(2005; 61 pages)
The initial faxed survey reached 1014 medical and pharmacy faculties in 110 countries. We received 710 contact names in 91 countries from the initial faxed query and e-mail listserve postings. Of these, 564 were individuals involved in education on drug promotion. We sent a detailed questionnaire to all of them. Two hundred and sixty two (46%) responded, of whom 34 (13%) were excluded (duplicates or not teaching about drug promotion). Results are based on 228 respondents from 64 countries, 91 from pharmacy schools and 137 from medical schools. Responses were classified by WHO region. There were 92 respondents from Europe, 56 from the Americas, 31 from the Western Pacific, 20 each from Africa and South-East Asia, and 9 from the Eastern Mediterranean.
Nearly three-quarters of respondents, 165 (72%), reported that education about drug promotion is part of the required curriculum at their institution, and over half reported more than one type of course on promotion. However, nearly one-third of medical and one-fifth of pharmacy respondents reported only 1-2 hours of education on promotion within the required curriculum. Total reported educational time, in all types of courses, was significantly greater at pharmacy than medical schools: 50 (55%) reported more than 10 hours of education on promotion in total, as compared with 39 (28%) of medical faculty respondents.
Over half the respondents were educating students on one or more of the following issues: advertisements, sales representatives, sponsored conferences and seminars, promotional ‘research’, gifts and industry funded journals. More pharmacy than medical respondents covered promotion on the Internet (59% vs. 29%) and patient requests for advertised medicines (50% vs. 33%).
Three-quarters of respondents, 170 (75%) covered the regulation and/or ethics of drug promotion, with the highest proportion of these reporting that they discussed national government regulation of promotion, followed by professional codes, and the ethics of interactions with the industry.

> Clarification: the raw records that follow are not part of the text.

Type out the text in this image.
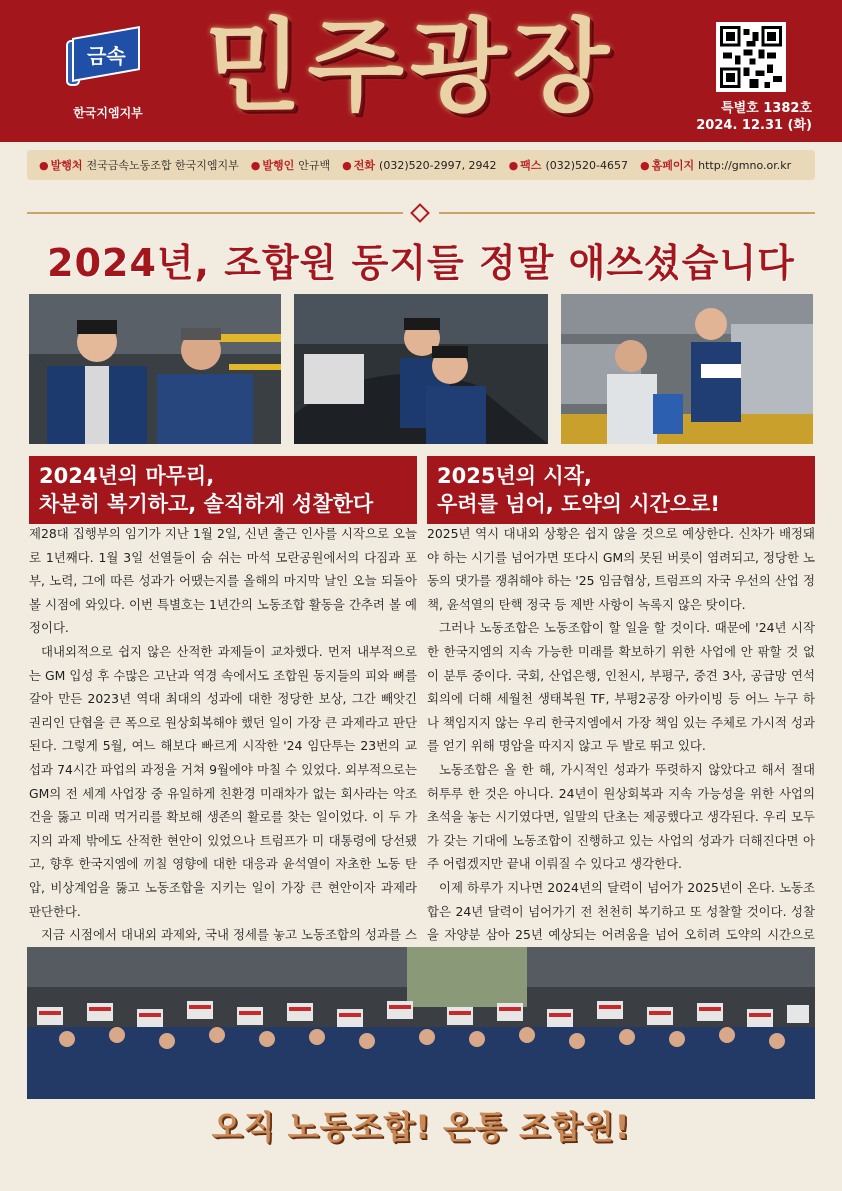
금속
한국지엠지부 민주광장	특별호 1382호
2024. 12.31 (화)
● 발행처 전국금속노동조합 한국지엠지부	● 발행인 안규백	● 전화 (032)520-2997, 2942	● 팩스 (032)520-4657	● 홈페이지 http://gmno.or.kr
2024년, 조합원 동지들 정말 애쓰셨습니다
2024년의 마무리,
차분히 복기하고, 솔직하게 성찰한다

제28대 집행부의 임기가 지난 1월 2일, 신년 출근 인사를 시작으로 오늘로 1년째다. 1월 3일 선열들이 숨 쉬는 마석 모란공원에서의 다짐과 포부, 노력, 그에 따른 성과가 어땠는지를 올해의 마지막 날인 오늘 되돌아볼 시점에 와있다. 이번 특별호는 1년간의 노동조합 활동을 간추려 볼 예정이다.

대내외적으로 쉽지 않은 산적한 과제들이 교차했다. 먼저 내부적으로는 GM 입성 후 수많은 고난과 역경 속에서도 조합원 동지들의 피와 뼈를 갈아 만든 2023년 역대 최대의 성과에 대한 정당한 보상, 그간 빼앗긴 권리인 단협을 큰 폭으로 원상회복해야 했던 일이 가장 큰 과제라고 판단된다. 그렇게 5월, 여느 해보다 빠르게 시작한 '24 임단투는 23번의 교섭과 74시간 파업의 과정을 거쳐 9월에야 마칠 수 있었다. 외부적으로는 GM의 전 세계 사업장 중 유일하게 친환경 미래차가 없는 회사라는 악조건을 뚫고 미래 먹거리를 확보해 생존의 활로를 찾는 일이었다. 이 두 가지의 과제 밖에도 산적한 현안이 있었으나 트럼프가 미 대통령에 당선됐고, 향후 한국지엠에 끼칠 영향에 대한 대응과 윤석열이 자초한 노동 탄압, 비상계엄을 뚫고 노동조합을 지키는 일이 가장 큰 현안이자 과제라 판단한다.

지금 시점에서 대내외 과제와, 국내 정세를 놓고 노동조합의 성과를 스

2025년의 시작,
우려를 넘어, 도약의 시간으로!

2025년 역시 대내외 상황은 쉽지 않을 것으로 예상한다. 신차가 배정돼야 하는 시기를 넘어가면 또다시 GM의 못된 버릇이 염려되고, 정당한 노동의 댓가를 쟁취해야 하는 '25 임금협상, 트럼프의 자국 우선의 산업 정책, 윤석열의 탄핵 정국 등 제반 사항이 녹록지 않은 탓이다.

그러나 노동조합은 노동조합이 할 일을 할 것이다. 때문에 '24년 시작한 한국지엠의 지속 가능한 미래를 확보하기 위한 사업에 안 팎할 것 없이 분투 중이다. 국회, 산업은행, 인천시, 부평구, 중견 3사, 공급망 연석회의에 더해 세월천 생태복원 TF, 부평2공장 아카이빙 등 어느 누구 하나 책임지지 않는 우리 한국지엠에서 가장 책임 있는 주체로 가시적 성과를 얻기 위해 명암을 따지지 않고 두 발로 뛰고 있다.

노동조합은 올 한 해, 가시적인 성과가 뚜렷하지 않았다고 해서 절대 허투루 한 것은 아니다. 24년이 원상회복과 지속 가능성을 위한 사업의 초석을 놓는 시기였다면, 일말의 단초는 제공했다고 생각된다. 우리 모두가 갖는 기대에 노동조합이 진행하고 있는 사업의 성과가 더해진다면 아주 어렵겠지만 끝내 이뤄질 수 있다고 생각한다.

이제 하루가 지나면 2024년의 달력이 넘어가 2025년이 온다. 노동조합은 24년 달력이 넘어가기 전 천천히 복기하고 또 성찰할 것이다. 성찰을 자양분 삼아 25년 예상되는 어려움을 넘어 오히려 도약의 시간으로

오직 노동조합! 온통 조합원!
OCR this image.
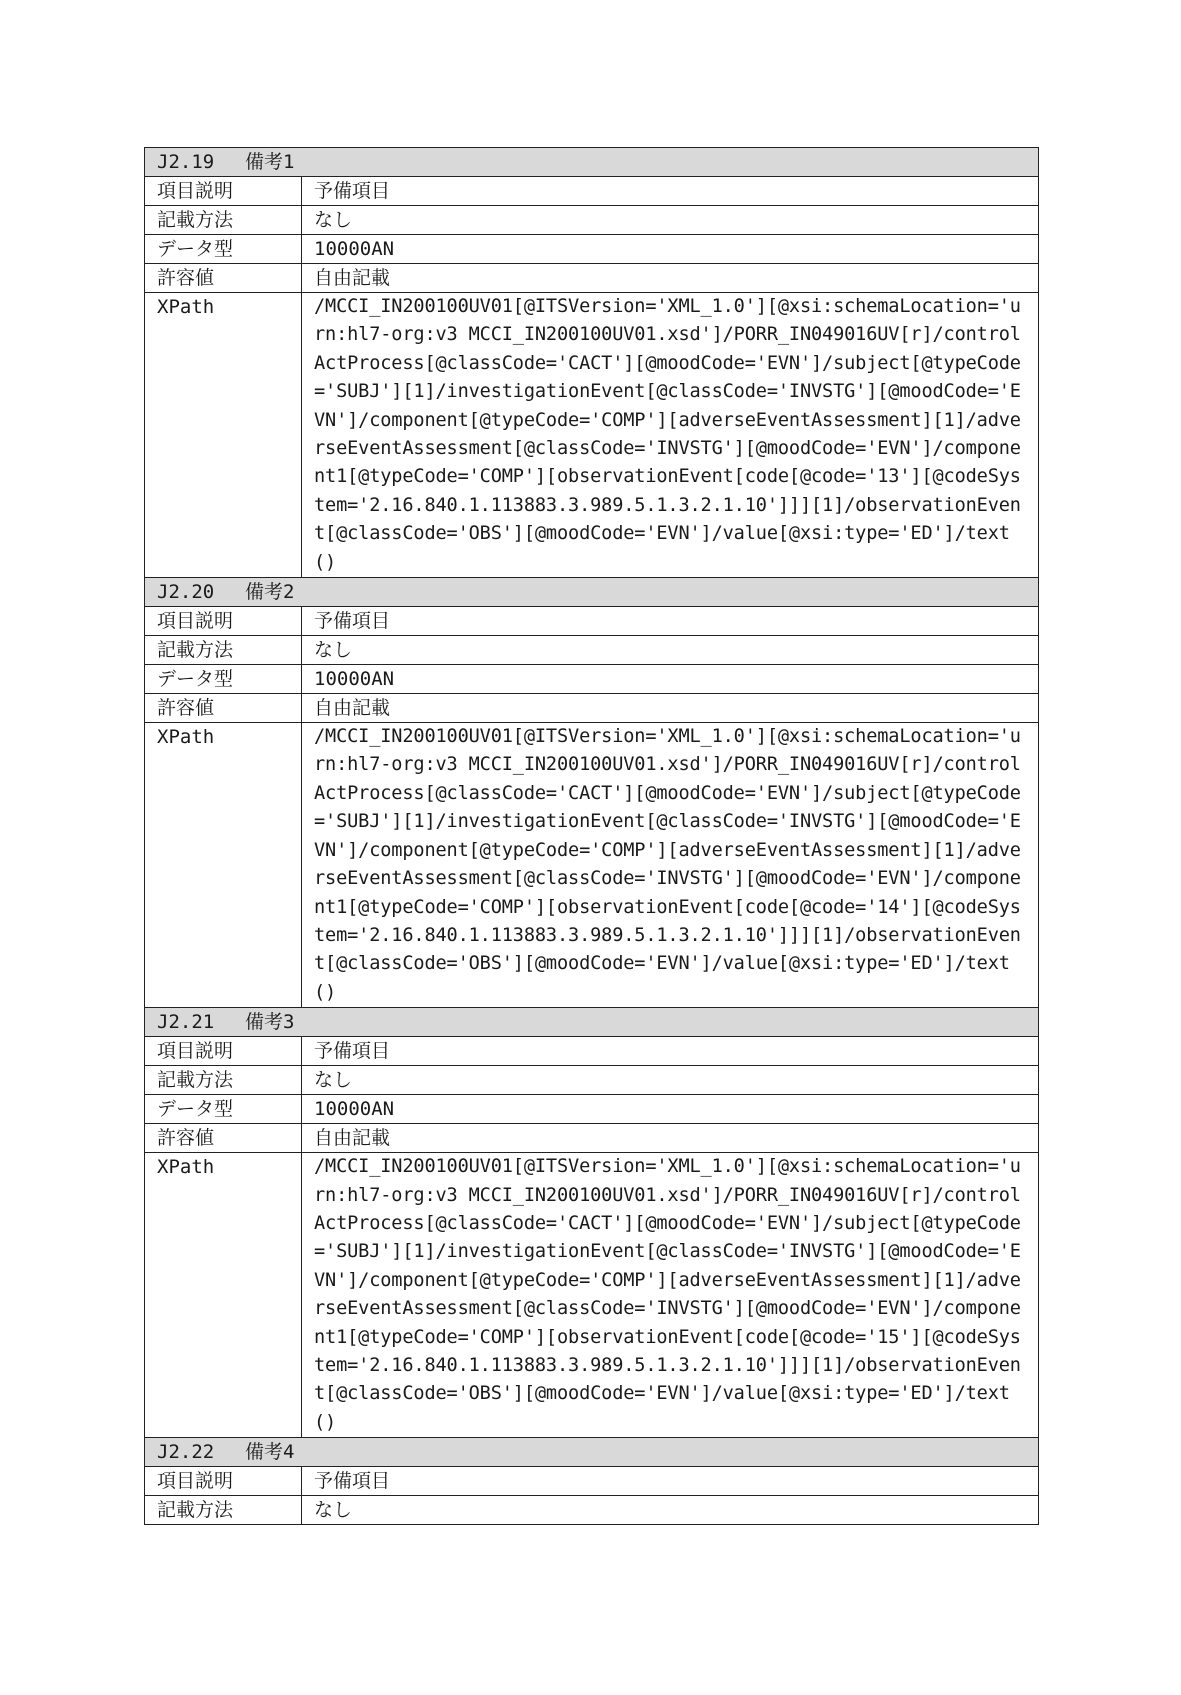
J2.19 備考1	
項目説明	予備項目
記載方法	なし
データ型	10000AN
許容値	自由記載
XPath	/MCCI_IN200100UV01[@ITSVersion='XML_1.0'][@xsi:schemaLocation='urn:hl7-org:v3 MCCI_IN200100UV01.xsd']/PORR_IN049016UV[r]/controlActProcess[@classCode='CACT'][@moodCode='EVN']/subject[@typeCode='SUBJ'][1]/investigationEvent[@classCode='INVSTG'][@moodCode='EVN']/component[@typeCode='COMP'][adverseEventAssessment][1]/adverseEventAssessment[@classCode='INVSTG'][@moodCode='EVN']/component1[@typeCode='COMP'][observationEvent[code[@code='13'][@codeSystem='2.16.840.1.113883.3.989.5.1.3.2.1.10']]][1]/observationEvent[@classCode='OBS'][@moodCode='EVN']/value[@xsi:type='ED']/text()
J2.20 備考2	
項目説明	予備項目
記載方法	なし
データ型	10000AN
許容値	自由記載
XPath	/MCCI_IN200100UV01[@ITSVersion='XML_1.0'][@xsi:schemaLocation='urn:hl7-org:v3 MCCI_IN200100UV01.xsd']/PORR_IN049016UV[r]/controlActProcess[@classCode='CACT'][@moodCode='EVN']/subject[@typeCode='SUBJ'][1]/investigationEvent[@classCode='INVSTG'][@moodCode='EVN']/component[@typeCode='COMP'][adverseEventAssessment][1]/adverseEventAssessment[@classCode='INVSTG'][@moodCode='EVN']/component1[@typeCode='COMP'][observationEvent[code[@code='14'][@codeSystem='2.16.840.1.113883.3.989.5.1.3.2.1.10']]][1]/observationEvent[@classCode='OBS'][@moodCode='EVN']/value[@xsi:type='ED']/text()
J2.21 備考3	
項目説明	予備項目
記載方法	なし
データ型	10000AN
許容値	自由記載
XPath	/MCCI_IN200100UV01[@ITSVersion='XML_1.0'][@xsi:schemaLocation='urn:hl7-org:v3 MCCI_IN200100UV01.xsd']/PORR_IN049016UV[r]/controlActProcess[@classCode='CACT'][@moodCode='EVN']/subject[@typeCode='SUBJ'][1]/investigationEvent[@classCode='INVSTG'][@moodCode='EVN']/component[@typeCode='COMP'][adverseEventAssessment][1]/adverseEventAssessment[@classCode='INVSTG'][@moodCode='EVN']/component1[@typeCode='COMP'][observationEvent[code[@code='15'][@codeSystem='2.16.840.1.113883.3.989.5.1.3.2.1.10']]][1]/observationEvent[@classCode='OBS'][@moodCode='EVN']/value[@xsi:type='ED']/text()
J2.22 備考4	
項目説明	予備項目
記載方法	なし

The most commonly reported educational technique was lectures, 192 (84% overall), followed by small group discussions in tutorials and workshops (65%). Those who allocated one-half day or less to education on drug promotion were highly likely to list lectures as the only type of educational technique used. Most of those spending 10 hours or more used small group discussions as well as lectures, and more than half also carried out critical analyses of sample advertisements.
The involvement of sales representatives in education can help students to better understand the types of promotional techniques used and to respond appropriately. Only 15% of respondents involved sales representatives, more often pharmacists than physicians: 20% vs. 12%.
The survey included questions on what educators were aiming to achieve: the most common aims were to teach critical appraisal of promotion, increase students’ use of independent information sources, and to improve prescribing or dispensing after graduation. As one medical educator from the Americas stated, “I am trying to open their eyes so they can see for themselves and will be more sceptical in the future.”
Inclusion of questions on drug promotion in student examinations provides a signal that the topic is considered important. Overall, half of respondents said that questions on promotion were included in exams, but this was much more frequent among pharmacy than medical faculty respondents: 68% vs. 37%. Only a small minority of educators systematically evaluated the effectiveness of education: 19% overall. This was most often a written or oral course appraisal soliciting students’ opinions about a session (15% of respondents). Effects on behaviour and longer-term outcomes were rarely being evaluated.
What was respondents’ judgment of the degree of success of education on drug promotion in meeting its intended goals? There was no difference in the likelihood that pharmacy or medical faculty respondents judged the programme to be successful. However, those devoting at least 4 hours to education were more likely to judge their work to be at least somewhat successful than those devoting a half day or less: 70% vs. 41%. The most frequently cited barrier was lack of integration into the curriculum, followed by inadequate time allocation, lack of continuation during clinical training, and lack of interest from other university faculty. Those who spent 4 hours or less on the issue were more likely than others to judge inadequate time allocation as a barrier to success.
Respondents were asked what types of course materials they had developed. The most common type listed was PowerPoint presentations (55%). Course materials were rarely available on the Internet, and usually only in sites with limited access.